One of the questions Boyhood raises is the extent to which happiness is linked to age. "Happiness has nothing to do with age," Ellar asserts. "It has to do with your acceptance of reality and that can come at any time." Ellar was born on 27 August, 1994; Linklater on 30 July, 1960. We try to calculate the exact time they have spent on the planet and Linklater maintains – I'm not sure whether he is joking – that his heart has beaten 1.7bn times. Ellar says he has become more relaxed as he has grown up. Linklater laughs: "I'll vouch for that." Ellar continues: "It has been a rough ride. Early puberty was hard. I was alert as a kid yet bottled up. A lot of people speak of the boundless freedom of childhood. I don't remember feeling that."

They both nominate now as a moment of happiness. Linklater feels happier than at any earlier point: "When you are young, life is about what you are becoming and supposed to achieve. I felt happy once I realised I wasn't building towards anything, that I was living my own life doing what I do. I understood that nothing had a purpose beyond its own existence. It took a long time to get there [said with fierce exuberance] and although I used to have glimpses of happiness, my life was hemmed in by objects and structures. I don't know if what I feel now is happiness or contentment. To be aware of life is to know it is slipping away. I'm more appreciative than I used to be but don't know if deep appreciation and a sense of the transitory is what happiness is."

Ellar pitches in: "True happiness is temporary. It is not a place you stay. Life is full of drastic and brutal changes and if you feel the need to resist those then you are never going to feel contented or happy."

For Ellar, Boyhood meant thinking about how to live in the present. "The eternal challenge," says Linklater. He thinks Ellar is "far more in the moment than most young people. He has had to think about it. Most people are going: 'Hey, wait – where has my life gone?'"

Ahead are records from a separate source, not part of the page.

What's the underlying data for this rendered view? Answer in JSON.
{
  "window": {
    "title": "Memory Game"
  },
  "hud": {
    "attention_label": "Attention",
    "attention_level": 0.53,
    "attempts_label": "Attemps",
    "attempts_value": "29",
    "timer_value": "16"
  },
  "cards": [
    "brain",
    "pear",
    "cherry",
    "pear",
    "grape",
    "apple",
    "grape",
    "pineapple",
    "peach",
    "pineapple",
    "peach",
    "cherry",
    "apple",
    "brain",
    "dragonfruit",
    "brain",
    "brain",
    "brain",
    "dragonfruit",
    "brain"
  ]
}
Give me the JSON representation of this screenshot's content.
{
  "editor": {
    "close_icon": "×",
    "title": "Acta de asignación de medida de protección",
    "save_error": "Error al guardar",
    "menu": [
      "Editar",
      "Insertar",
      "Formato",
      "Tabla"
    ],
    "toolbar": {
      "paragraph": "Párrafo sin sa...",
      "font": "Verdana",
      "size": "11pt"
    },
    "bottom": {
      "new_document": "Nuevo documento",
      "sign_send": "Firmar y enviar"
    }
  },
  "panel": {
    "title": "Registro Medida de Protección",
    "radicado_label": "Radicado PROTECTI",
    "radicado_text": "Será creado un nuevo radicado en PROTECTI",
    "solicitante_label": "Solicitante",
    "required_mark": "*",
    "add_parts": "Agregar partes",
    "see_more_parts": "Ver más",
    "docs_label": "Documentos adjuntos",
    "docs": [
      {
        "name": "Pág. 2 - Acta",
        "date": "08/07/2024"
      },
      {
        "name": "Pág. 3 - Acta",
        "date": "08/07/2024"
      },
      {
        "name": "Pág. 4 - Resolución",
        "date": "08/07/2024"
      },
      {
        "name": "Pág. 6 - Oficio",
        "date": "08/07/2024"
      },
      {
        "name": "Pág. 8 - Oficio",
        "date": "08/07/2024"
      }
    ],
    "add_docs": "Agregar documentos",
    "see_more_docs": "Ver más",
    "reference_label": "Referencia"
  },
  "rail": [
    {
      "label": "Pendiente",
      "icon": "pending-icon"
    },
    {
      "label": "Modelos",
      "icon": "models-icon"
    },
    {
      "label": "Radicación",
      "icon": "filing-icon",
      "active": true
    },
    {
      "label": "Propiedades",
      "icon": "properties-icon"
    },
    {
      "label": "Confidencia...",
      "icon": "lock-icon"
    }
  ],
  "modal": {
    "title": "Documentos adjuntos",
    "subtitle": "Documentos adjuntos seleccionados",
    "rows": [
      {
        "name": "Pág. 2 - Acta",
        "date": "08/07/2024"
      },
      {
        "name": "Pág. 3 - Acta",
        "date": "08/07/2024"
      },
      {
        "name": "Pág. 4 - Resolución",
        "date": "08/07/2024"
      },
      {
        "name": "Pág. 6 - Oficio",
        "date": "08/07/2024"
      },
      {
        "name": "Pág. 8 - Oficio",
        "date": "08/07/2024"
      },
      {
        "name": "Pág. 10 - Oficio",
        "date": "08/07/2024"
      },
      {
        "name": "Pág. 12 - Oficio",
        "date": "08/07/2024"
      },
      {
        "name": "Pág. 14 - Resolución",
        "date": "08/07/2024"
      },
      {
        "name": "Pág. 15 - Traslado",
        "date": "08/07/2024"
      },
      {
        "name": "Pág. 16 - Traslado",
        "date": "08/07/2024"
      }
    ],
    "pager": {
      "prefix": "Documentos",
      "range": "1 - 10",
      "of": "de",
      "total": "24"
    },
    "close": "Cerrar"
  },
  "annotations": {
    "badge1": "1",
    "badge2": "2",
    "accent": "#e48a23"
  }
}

"I was lucky not only to have the passage of time but the precious nature of existence reflected to me on a yearly basis," Ellar observes. His upbringing helped too: "I was home-schooled. My parents never forced me to do anything. I had a lot of time to reflect – I always have had." But his conclusion is that you need to be able to look back, forward and be in the moment: "All three are necessary to be a complete person. Your past, present and future selves are three real people." Was there any moment when he felt he did not want to be in the film? "No," he says.

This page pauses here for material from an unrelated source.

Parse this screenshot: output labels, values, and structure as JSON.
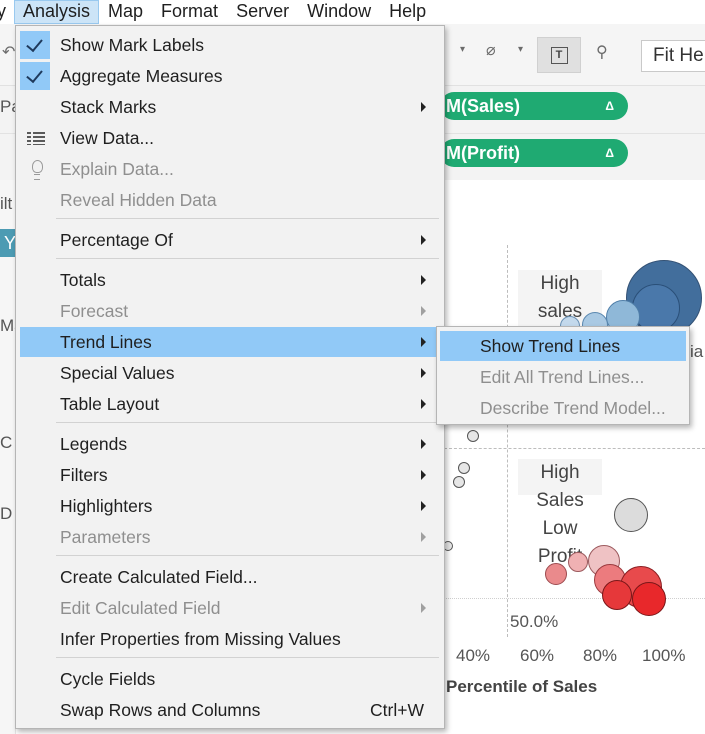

"If there was one North Star that never moved during the making of the film it was Ellar," Linklater confirms. "He was the youngest guy in the production and there was never a year when he said: 'Oh, I'm not feeling like it.'" And what was it like to finish? "Life is full of goodbyes," Ellar says. "And you don't always know they are goodbyes," says Linklater – whose films have always been big on partings. "But oh God, finishing the filming was a slow burn," Ellar remembers. "The moment of finishing was bittersweet. It was a dear process – we had all come to care about the project and each other. And working on something that long, you forget that one day it will be done."

Linklater cannot believe it is over and imagines that when 12 months have passed and there is no story to tell, he will feel bereft. It was a film about milestones. In Linklater's life milestones mean "films and kids". Ellar says his only milestone has been completing the film. About his own future, he is undecided. He has had a stab at being a landscape gardener, helping out his stepfather. "The moment seized me," he laughs – the phrase an allusion to the film – "and let me go." He has also described himself as a "part-time actor" – and it seems certain that, once the film is out, casting directors will be competing for him. But then he unexpectedly volunteers: "I feel that, in a certain way, I have finally begun my childhood."